Okan Bayülgen:'Kesinlikle boşanmam'
Tarih: 06 Aralık 2009 - 11:33
Çocuğu henüz annesinin karnında olan bir baba Okan Bayülgen. Adı İstanbul olan ve annesi Şirin Edigerin karnında büyüyen bir kızın babası... Ama henüz delirmemiş bebek fikriyle. Soğukkanlı duruyor, kendi deyişiyle ahkam da kesmiyor.
Çocuğu karım taşıyor, İstanbul adını da o koydu
Zaten bir kontrolü var ki maazallah! Kırılmaz, bükülmez, eğilmez bir kontrol. Acaba çocuk biraz olsun sarsacak mı bu kontrol imparatorluğunu?
Konuşurken edindiğim izlenim şu ki, tek başınalığı kemikleşmiş bir adam Okan Bayülgen. Görünmeyen tellerle örülü çevresi, dört kere evlenmiş bile olsa iki kişilik bir yaşamda zorlanan ve zorlayanlardan. Ama artık baba olmaya karar vermesi, bir teslimiyet sanki. Gayet centilmence Şirin beni seçti diyor; ama o da teslim olmak için Şirini seçmiş gibi...
Otellerde yaşamaya alışkın biri Bayülgen, söyleşiyi eşiyle birlikte kaldığı Swissotelde yaptık. Havuza açılan odalarında bir sayfiye yerinde gibi yaşıyorlar. Flört heyecanı içinde, içlerinden ne gelirse hemen yapan, anları yaşayan bir çiftler...
Ama şu sıralar fotoğraf çantalarının doldurduğu odanın ağustos sonu itibarıyla bebek bezleri, tulumlar, emziklerle donanacağını hayal ettim de... Bana öyle geliyor ki, kontrol yolcu!
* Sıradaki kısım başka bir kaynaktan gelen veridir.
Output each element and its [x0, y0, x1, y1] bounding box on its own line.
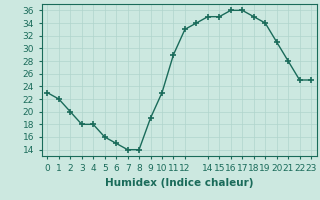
X-axis label: Humidex (Indice chaleur): Humidex (Indice chaleur): [105, 178, 253, 188]
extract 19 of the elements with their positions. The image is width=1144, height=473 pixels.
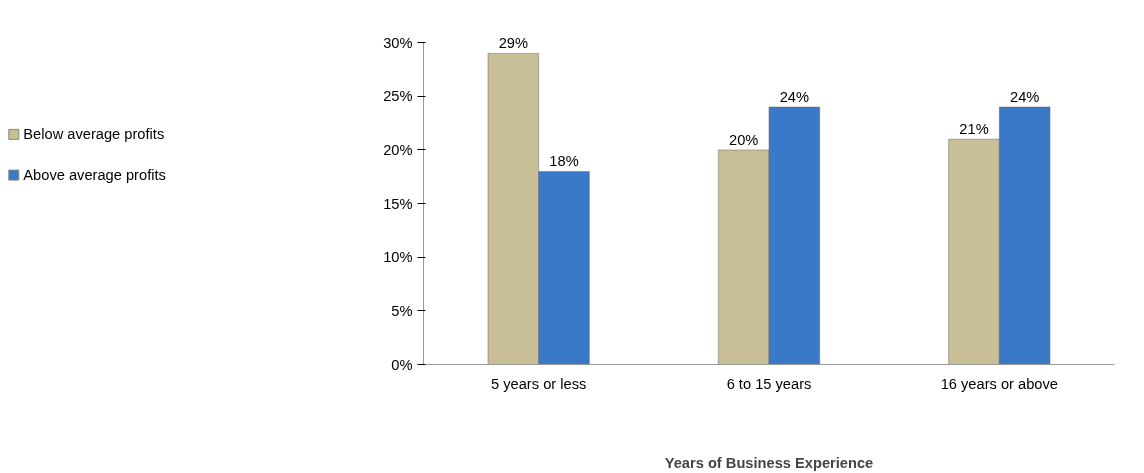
x-tick-label: 5 years or less [491,375,587,392]
y-tick-label: 0% [391,356,413,373]
y-tick-label: 5% [391,302,413,319]
data-label: 29% [498,35,529,52]
x-tick-label: 16 years or above [940,375,1058,392]
data-label: 21% [959,121,989,138]
data-label: 24% [1010,89,1040,106]
data-label: 20% [729,131,759,148]
y-tick-label: 25% [383,88,413,105]
y-tick-label: 30% [383,34,413,51]
y-tick-label: 20% [383,141,413,158]
legend-label: Below average profits [23,126,165,143]
y-tick-label: 15% [383,195,413,212]
legend-label: Above average profits [23,167,166,184]
x-tick-label: 6 to 15 years [726,375,812,392]
data-label: 18% [549,153,579,170]
y-tick-label: 10% [383,249,413,266]
x-axis-title: Years of Business Experience [664,454,874,471]
data-label: 24% [779,89,810,106]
Babalık hali geldi mi üzerinize?
16 yaşında baba olmuş bir çocuk bile şu anda benden daha kıymetli. Televizyon programı yaptığım ya da birtakım şöhretli faaliyetlerde bulunduğum için babalık konusunda ahkam kesecek halim yok. Bunu tevazu kılıfı içerisinde söylemiyorum, hakikaten böyle hissediyorum. Evlilik hayatımızda ve çocuk bekleme işimizde -bu bir iş çünkü- böyle hissediyorum. Karım doğal olarak kendi vücudundan bilgileniyor, ben salak gibi duruyorum.
Çocukla ilgili bir sürü kitap var, okumuyor musunuz?
Evet okuyorum. Ama delirmediğimizi de belirteyim. Bir kere balıkçıda Esra Ceyhan ile Gül Gölgeye rastladık. O ikisi delirmiş, profesörleşmiş anneler olarak bizi perişan ettiler. Oradan b.k gibi çıktık. Hiçbir şey bilmiyoruz, biz bu çocuğu yapamayacağız filan dedik. Eğer Şirinin anne ve babası yakınımızdaysalar, bize en iyi hoca onlar olacak. Karımı doğurmuş olan kadının en iyi hoca olacağı kesin!
Bir baba adayı olarak yaşadığımız ülkeyle ilgili endişeleriniz var mı?
Çok endişelerim ve sevgim var. Aslında ülkeden bahsetmek, ahkam kesmek demek. Çünkü aynı anda İstanbulda, Karadenizde ve güneyde bir ilde olamıyorum. Şu saatten sonra Türkiyenin herhangi bir yerinde yaşayacak halim ya da yaşlanıp bir yere yerleşme derdim de yok. Ancak İstanbuldan bahsederim ve İstanbulun bir cehennem olduğunu düşünüyorum.
O zaman niye kızınızın adını İstanbul koyuyorsunuz?
Onu eşim koyuyor, ben koymuyorum. Çocuğu o taşıyor, bütün ceremesine o katlanıyor, bana da dönüp Babası sensin diyor. Ulan, daha ne işte! Hediye almak gibi bir şey...
Bir söyleşide Şirin çocuğunun babası olarak beni seçti dediniz. Neden?
Şimdi bak, yeni bir eğlence çıktı. Şu çapkın çocuk başına çocuk belasını almış deniyor. Amaç karımı övmek ya da Aman ben ne güzel bir manita buldum demek değil. Bu sorularla karşılaşınca basit ve net cevaplar vermek gerekiyor. Şirin beni seçti, doğrusu bu.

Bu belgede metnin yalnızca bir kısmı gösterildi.